Smith und Carlos kehrten zu einer Welle von Opprobrien nach Hause zurück - sie waren "schwarzhäutige Sturmtruppler", wie Brent Musburger sagte, der als TV-Sportsender berühmt wurde, dann aber Kolumnist für die amerikanische Zeitung Chicago war - und anonymen Tod Bedrohungen. Der Druck, sagt Carlos, war ein Faktor für den Selbstmord seiner damaligen Frau im Jahr 1977. "In einer Minute war alles sonnig und glücklich, die nächste Minute war chaotisch und verrückt", sagt er. Smith erinnert sich: "Ich hatte keine Arbeit und keine Ausbildung und war verheiratet und hatte einen 7 Monate alten Sohn."

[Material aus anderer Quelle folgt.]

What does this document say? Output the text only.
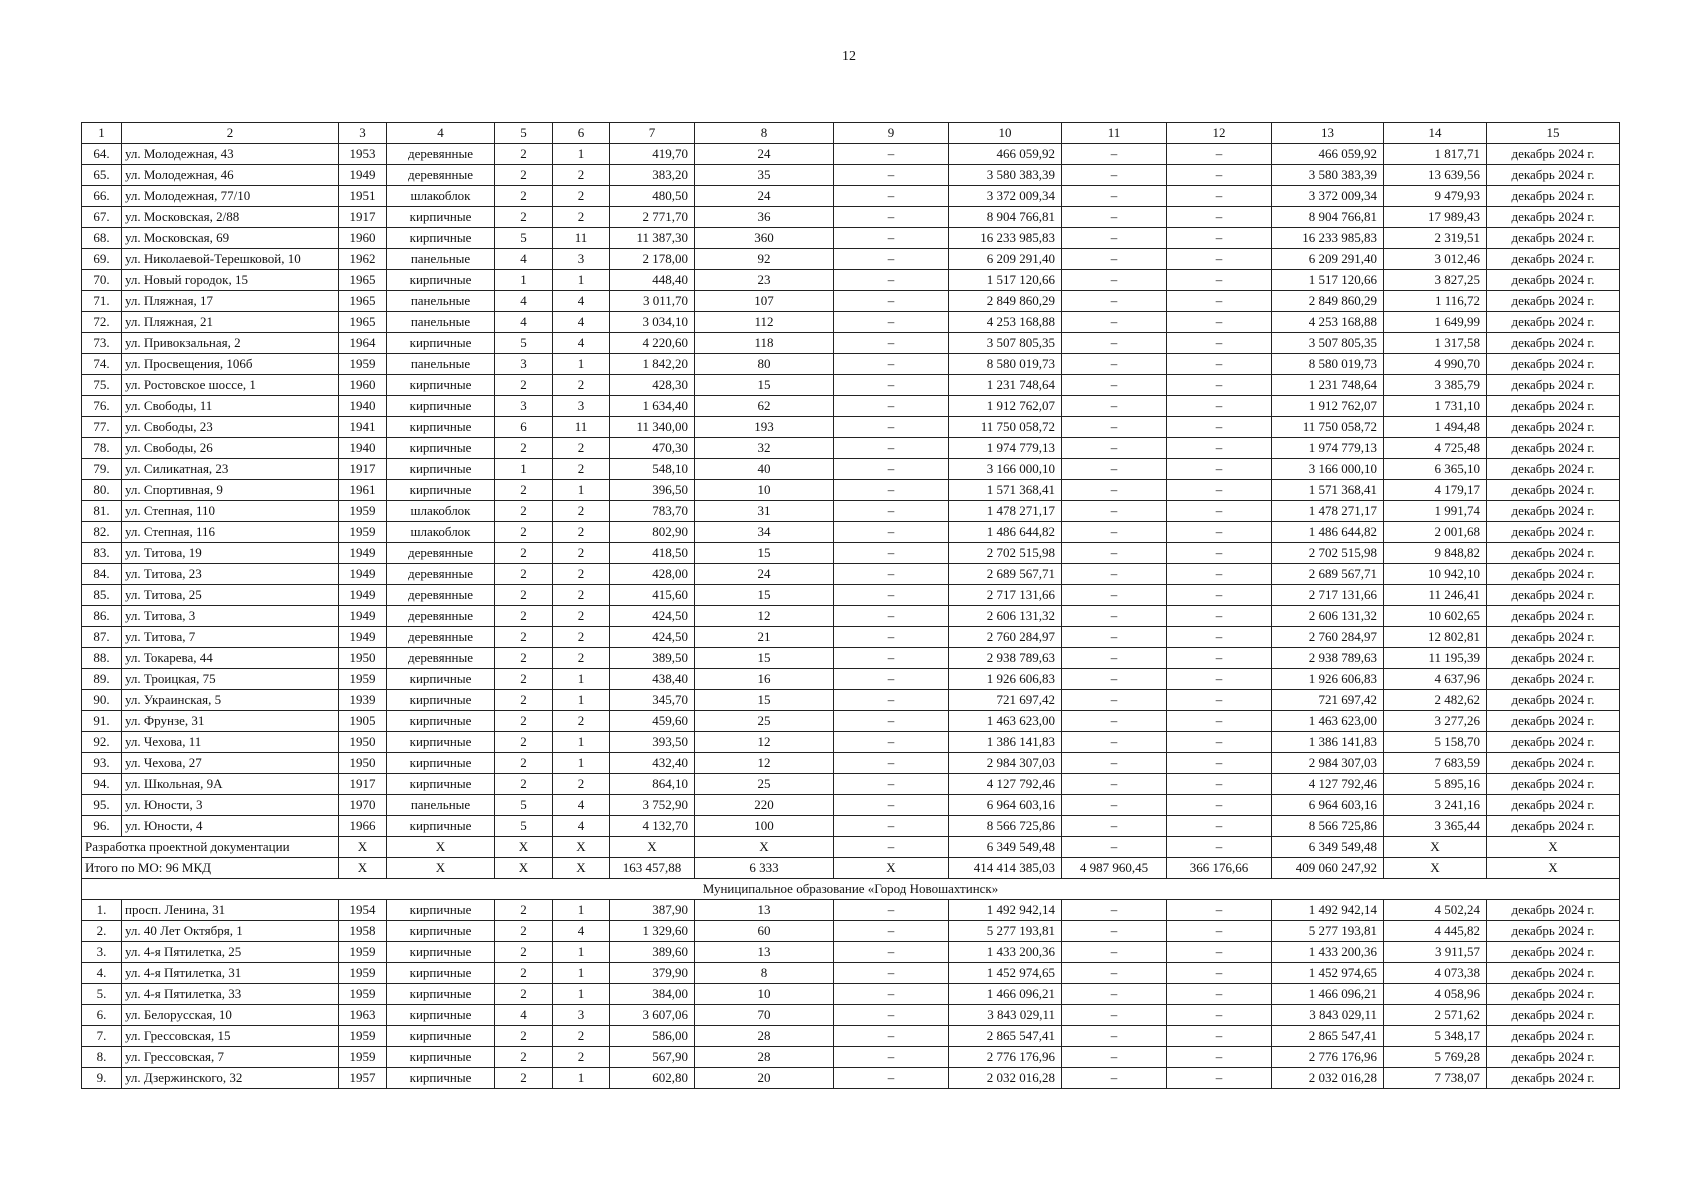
12
1	2	3	4	5	6	7	8	9	10	11	12	13	14	15
64.	ул. Молодежная, 43	1953	деревянные	2	1	419,70	24	–	466 059,92	–	–	466 059,92	1 817,71	декабрь 2024 г.
65.	ул. Молодежная, 46	1949	деревянные	2	2	383,20	35	–	3 580 383,39	–	–	3 580 383,39	13 639,56	декабрь 2024 г.
66.	ул. Молодежная, 77/10	1951	шлакоблок	2	2	480,50	24	–	3 372 009,34	–	–	3 372 009,34	9 479,93	декабрь 2024 г.
67.	ул. Московская, 2/88	1917	кирпичные	2	2	2 771,70	36	–	8 904 766,81	–	–	8 904 766,81	17 989,43	декабрь 2024 г.
68.	ул. Московская, 69	1960	кирпичные	5	11	11 387,30	360	–	16 233 985,83	–	–	16 233 985,83	2 319,51	декабрь 2024 г.
69.	ул. Николаевой-Терешковой, 10	1962	панельные	4	3	2 178,00	92	–	6 209 291,40	–	–	6 209 291,40	3 012,46	декабрь 2024 г.
70.	ул. Новый городок, 15	1965	кирпичные	1	1	448,40	23	–	1 517 120,66	–	–	1 517 120,66	3 827,25	декабрь 2024 г.
71.	ул. Пляжная, 17	1965	панельные	4	4	3 011,70	107	–	2 849 860,29	–	–	2 849 860,29	1 116,72	декабрь 2024 г.
72.	ул. Пляжная, 21	1965	панельные	4	4	3 034,10	112	–	4 253 168,88	–	–	4 253 168,88	1 649,99	декабрь 2024 г.
73.	ул. Привокзальная, 2	1964	кирпичные	5	4	4 220,60	118	–	3 507 805,35	–	–	3 507 805,35	1 317,58	декабрь 2024 г.
74.	ул. Просвещения, 106б	1959	панельные	3	1	1 842,20	80	–	8 580 019,73	–	–	8 580 019,73	4 990,70	декабрь 2024 г.
75.	ул. Ростовское шоссе, 1	1960	кирпичные	2	2	428,30	15	–	1 231 748,64	–	–	1 231 748,64	3 385,79	декабрь 2024 г.
76.	ул. Свободы, 11	1940	кирпичные	3	3	1 634,40	62	–	1 912 762,07	–	–	1 912 762,07	1 731,10	декабрь 2024 г.
77.	ул. Свободы, 23	1941	кирпичные	6	11	11 340,00	193	–	11 750 058,72	–	–	11 750 058,72	1 494,48	декабрь 2024 г.
78.	ул. Свободы, 26	1940	кирпичные	2	2	470,30	32	–	1 974 779,13	–	–	1 974 779,13	4 725,48	декабрь 2024 г.
79.	ул. Силикатная, 23	1917	кирпичные	1	2	548,10	40	–	3 166 000,10	–	–	3 166 000,10	6 365,10	декабрь 2024 г.
80.	ул. Спортивная, 9	1961	кирпичные	2	1	396,50	10	–	1 571 368,41	–	–	1 571 368,41	4 179,17	декабрь 2024 г.
81.	ул. Степная, 110	1959	шлакоблок	2	2	783,70	31	–	1 478 271,17	–	–	1 478 271,17	1 991,74	декабрь 2024 г.
82.	ул. Степная, 116	1959	шлакоблок	2	2	802,90	34	–	1 486 644,82	–	–	1 486 644,82	2 001,68	декабрь 2024 г.
83.	ул. Титова, 19	1949	деревянные	2	2	418,50	15	–	2 702 515,98	–	–	2 702 515,98	9 848,82	декабрь 2024 г.
84.	ул. Титова, 23	1949	деревянные	2	2	428,00	24	–	2 689 567,71	–	–	2 689 567,71	10 942,10	декабрь 2024 г.
85.	ул. Титова, 25	1949	деревянные	2	2	415,60	15	–	2 717 131,66	–	–	2 717 131,66	11 246,41	декабрь 2024 г.
86.	ул. Титова, 3	1949	деревянные	2	2	424,50	12	–	2 606 131,32	–	–	2 606 131,32	10 602,65	декабрь 2024 г.
87.	ул. Титова, 7	1949	деревянные	2	2	424,50	21	–	2 760 284,97	–	–	2 760 284,97	12 802,81	декабрь 2024 г.
88.	ул. Токарева, 44	1950	деревянные	2	2	389,50	15	–	2 938 789,63	–	–	2 938 789,63	11 195,39	декабрь 2024 г.
89.	ул. Троицкая, 75	1959	кирпичные	2	1	438,40	16	–	1 926 606,83	–	–	1 926 606,83	4 637,96	декабрь 2024 г.
90.	ул. Украинская, 5	1939	кирпичные	2	1	345,70	15	–	721 697,42	–	–	721 697,42	2 482,62	декабрь 2024 г.
91.	ул. Фрунзе, 31	1905	кирпичные	2	2	459,60	25	–	1 463 623,00	–	–	1 463 623,00	3 277,26	декабрь 2024 г.
92.	ул. Чехова, 11	1950	кирпичные	2	1	393,50	12	–	1 386 141,83	–	–	1 386 141,83	5 158,70	декабрь 2024 г.
93.	ул. Чехова, 27	1950	кирпичные	2	1	432,40	12	–	2 984 307,03	–	–	2 984 307,03	7 683,59	декабрь 2024 г.
94.	ул. Школьная, 9А	1917	кирпичные	2	2	864,10	25	–	4 127 792,46	–	–	4 127 792,46	5 895,16	декабрь 2024 г.
95.	ул. Юности, 3	1970	панельные	5	4	3 752,90	220	–	6 964 603,16	–	–	6 964 603,16	3 241,16	декабрь 2024 г.
96.	ул. Юности, 4	1966	кирпичные	5	4	4 132,70	100	–	8 566 725,86	–	–	8 566 725,86	3 365,44	декабрь 2024 г.
Разработка проектной документации		X	X	X	X	X	X	–	6 349 549,48	–	–	6 349 549,48	X	X
Итого по МО: 96 МКД		X	X	X	X	163 457,88	6 333	X	414 414 385,03	4 987 960,45	366 176,66	409 060 247,92	X	X
Муниципальное образование «Город Новошахтинск»														
1.	просп. Ленина, 31	1954	кирпичные	2	1	387,90	13	–	1 492 942,14	–	–	1 492 942,14	4 502,24	декабрь 2024 г.
2.	ул. 40 Лет Октября, 1	1958	кирпичные	2	4	1 329,60	60	–	5 277 193,81	–	–	5 277 193,81	4 445,82	декабрь 2024 г.
3.	ул. 4-я Пятилетка, 25	1959	кирпичные	2	1	389,60	13	–	1 433 200,36	–	–	1 433 200,36	3 911,57	декабрь 2024 г.
4.	ул. 4-я Пятилетка, 31	1959	кирпичные	2	1	379,90	8	–	1 452 974,65	–	–	1 452 974,65	4 073,38	декабрь 2024 г.
5.	ул. 4-я Пятилетка, 33	1959	кирпичные	2	1	384,00	10	–	1 466 096,21	–	–	1 466 096,21	4 058,96	декабрь 2024 г.
6.	ул. Белорусская, 10	1963	кирпичные	4	3	3 607,06	70	–	3 843 029,11	–	–	3 843 029,11	2 571,62	декабрь 2024 г.
7.	ул. Грессовская, 15	1959	кирпичные	2	2	586,00	28	–	2 865 547,41	–	–	2 865 547,41	5 348,17	декабрь 2024 г.
8.	ул. Грессовская, 7	1959	кирпичные	2	2	567,90	28	–	2 776 176,96	–	–	2 776 176,96	5 769,28	декабрь 2024 г.
9.	ул. Дзержинского, 32	1957	кирпичные	2	1	602,80	20	–	2 032 016,28	–	–	2 032 016,28	7 738,07	декабрь 2024 г.
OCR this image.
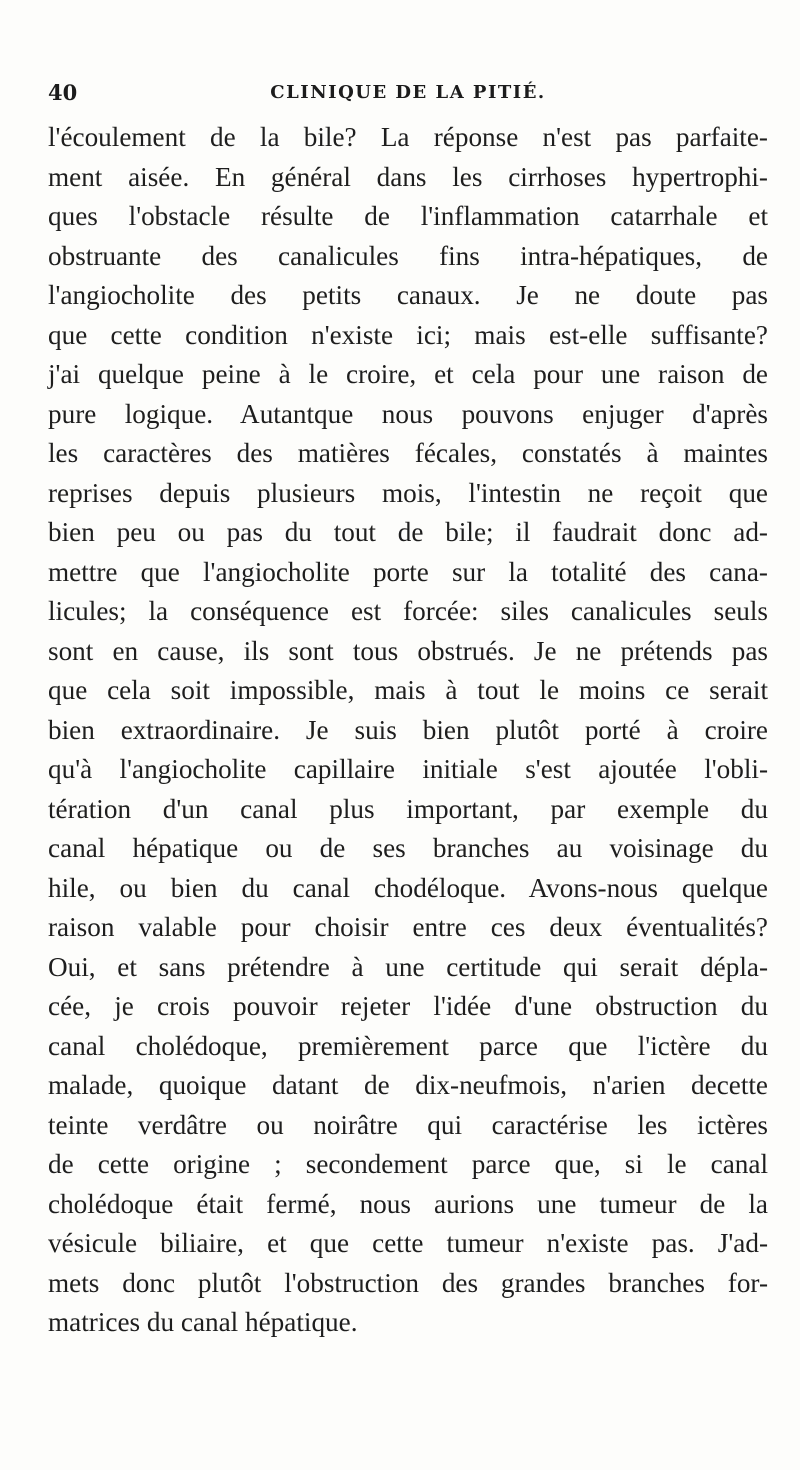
40	CLINIQUE DE LA PITIÉ.
l'écoulement de la bile? La réponse n'est pas parfaite-
ment aisée. En général dans les cirrhoses hypertrophi-
ques l'obstacle résulte de l'inflammation catarrhale et
obstruante des canalicules fins intra-hépatiques, de
l'angiocholite des petits canaux. Je ne doute pas
que cette condition n'existe ici; mais est-elle suffisante?
j'ai quelque peine à le croire, et cela pour une raison de
pure logique. Autantque nous pouvons enjuger d'après
les caractères des matières fécales, constatés à maintes
reprises depuis plusieurs mois, l'intestin ne reçoit que
bien peu ou pas du tout de bile; il faudrait donc ad-
mettre que l'angiocholite porte sur la totalité des cana-
licules; la conséquence est forcée: siles canalicules seuls
sont en cause, ils sont tous obstrués. Je ne prétends pas
que cela soit impossible, mais à tout le moins ce serait
bien extraordinaire. Je suis bien plutôt porté à croire
qu'à l'angiocholite capillaire initiale s'est ajoutée l'obli-
tération d'un canal plus important, par exemple du
canal hépatique ou de ses branches au voisinage du
hile, ou bien du canal chodéloque. Avons-nous quelque
raison valable pour choisir entre ces deux éventualités?
Oui, et sans prétendre à une certitude qui serait dépla-
cée, je crois pouvoir rejeter l'idée d'une obstruction du
canal cholédoque, premièrement parce que l'ictère du
malade, quoique datant de dix-neufmois, n'arien decette
teinte verdâtre ou noirâtre qui caractérise les ictères
de cette origine ; secondement parce que, si le canal
cholédoque était fermé, nous aurions une tumeur de la
vésicule biliaire, et que cette tumeur n'existe pas. J'ad-
mets donc plutôt l'obstruction des grandes branches for-
matrices du canal hépatique.
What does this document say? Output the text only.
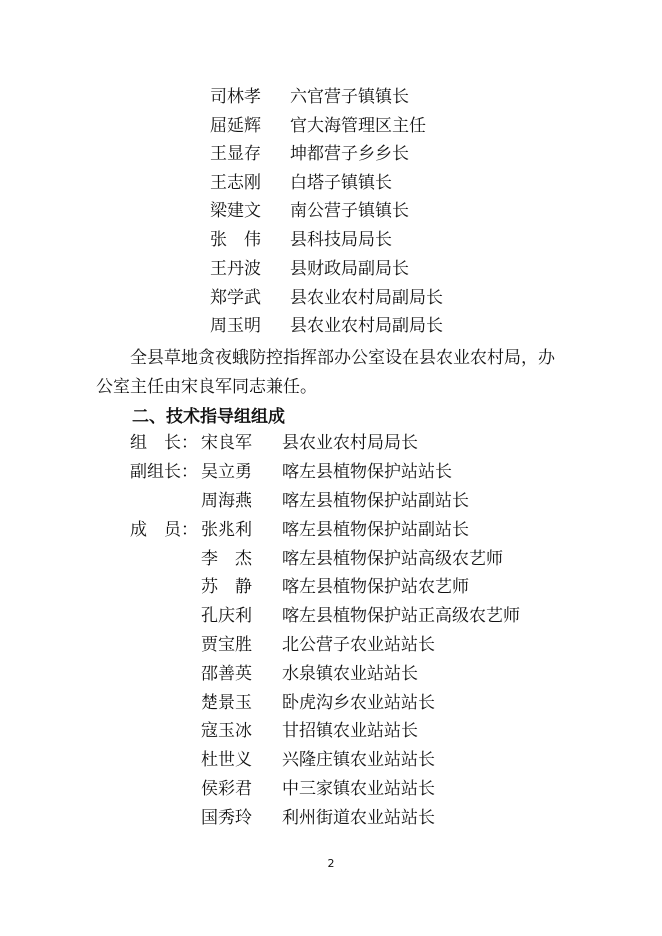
司林孝	六官营子镇镇长
屈延辉	官大海管理区主任
王显存	坤都营子乡乡长
王志刚	白塔子镇镇长
梁建文	南公营子镇镇长
张　伟	县科技局局长
王丹波	县财政局副局长
郑学武	县农业农村局副局长
周玉明	县农业农村局副局长
全县草地贪夜蛾防控指挥部办公室设在县农业农村局，办
公室主任由宋良军同志兼任。
二、技术指导组组成
组　长： 宋良军	县农业农村局局长
副组长： 吴立勇	喀左县植物保护站站长
周海燕	喀左县植物保护站副站长
成　员： 张兆利	喀左县植物保护站副站长
李　杰	喀左县植物保护站高级农艺师
苏　静	喀左县植物保护站农艺师
孔庆利	喀左县植物保护站正高级农艺师
贾宝胜	北公营子农业站站长
邵善英	水泉镇农业站站长
楚景玉	卧虎沟乡农业站站长
寇玉冰	甘招镇农业站站长
杜世义	兴隆庄镇农业站站长
侯彩君	中三家镇农业站站长
国秀玲	利州街道农业站站长
2
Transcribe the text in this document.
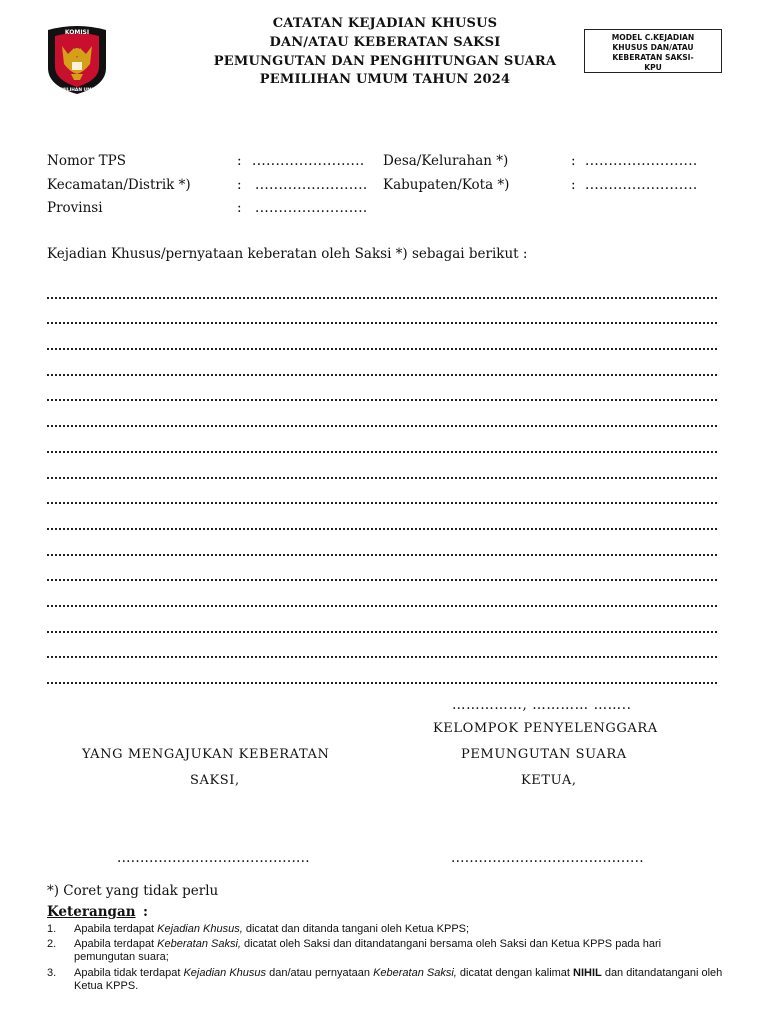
KOMISI
PEMILIHAN UMUM
CATATAN KEJADIAN KHUSUS
DAN/ATAU KEBERATAN SAKSI
PEMUNGUTAN DAN PENGHITUNGAN SUARA
PEMILIHAN UMUM TAHUN 2024
MODEL C.KEJADIAN
KHUSUS DAN/ATAU
KEBERATAN SAKSI-
KPU
Nomor TPS	: ........................ Desa/Kelurahan *)	: ........................
Kecamatan/Distrik *)	: ........................ Kabupaten/Kota *)	: ........................
Provinsi	: ........................
Kejadian Khusus/pernyataan keberatan oleh Saksi *) sebagai berikut :
……………, ………… ……..
KELOMPOK PENYELENGGARA
PEMUNGUTAN SUARA
KETUA,
YANG MENGAJUKAN KEBERATAN
SAKSI,
..........................................	..........................................
*) Coret yang tidak perlu
Keterangan :
1. Apabila terdapat Kejadian Khusus, dicatat dan ditanda tangani oleh Ketua KPPS;
2. Apabila terdapat Keberatan Saksi, dicatat oleh Saksi dan ditandatangani bersama oleh Saksi dan Ketua KPPS pada hari pemungutan suara;
3. Apabila tidak terdapat Kejadian Khusus dan/atau pernyataan Keberatan Saksi, dicatat dengan kalimat NIHIL dan ditandatangani oleh Ketua KPPS.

Beide Männer spielten kurzzeitig Profifußball. Dann arbeitete Carlos in einer Reihe von Sackgassenjobs, bevor er Berater an der Palm Springs High School wurde, wo er seit 20 Jahren tätig ist. Der 63-jährige ist verheiratet und hat vier lebende Kinder (ein Stiefsohn starb 1998). Smith erwarb 1969 einen Bachelor-Abschluss in Sozialwissenschaften vom Staat San Jose und 1976 einen Master-Abschluss in Soziologie vom Goddard-Cambridge Graduate Program in Social Change in Boston. Nachdem er am Oberlin College in Ohio unterrichtet und trainiert hatte, ließ er sich in Südkalifornien nieder. Dort unterrichtete er Soziologie und Gesundheit und trainierte am Santa Monica College. Der 64-Jährige ist pensioniert und lebt mit seiner dritten Frau Delois außerhalb von Atlanta. Er hat neun Kinder und Stiefkinder.
Die beiden Athleten teilen das, was Smith eine "gespannte und seltsame" Beziehung nennt. Carlos sagt, er habe Smith tatsächlich 1968 an ihm vorbeigehen lassen, weil "Tommie Smith hätte niemals seine Faust in den Himmel geschlagen, wenn ich dieses Rennen gewonnen hätte." Smith, der das Rennen in einem Weltrekord von 19, 83 Sekunden gewann, weist diese Behauptung als Unsinn zurück.
Aber beide Männer bestehen darauf, dass sie das Jahr 1968 nicht bereuen. "Ich bin als würdiger Schwarzer dorthin gegangen und habe gesagt:" Was los ist, ist falsch ", sagt Carlos. Ihr Protest, sagt Smith, "war ein Schrei nach Freiheit und nach Menschenrechten. Wir mussten gesehen werden, weil wir nicht gehört werden konnten."
David Davis ist ein beitragender Sportjournalist beim Los Angeles Magazine.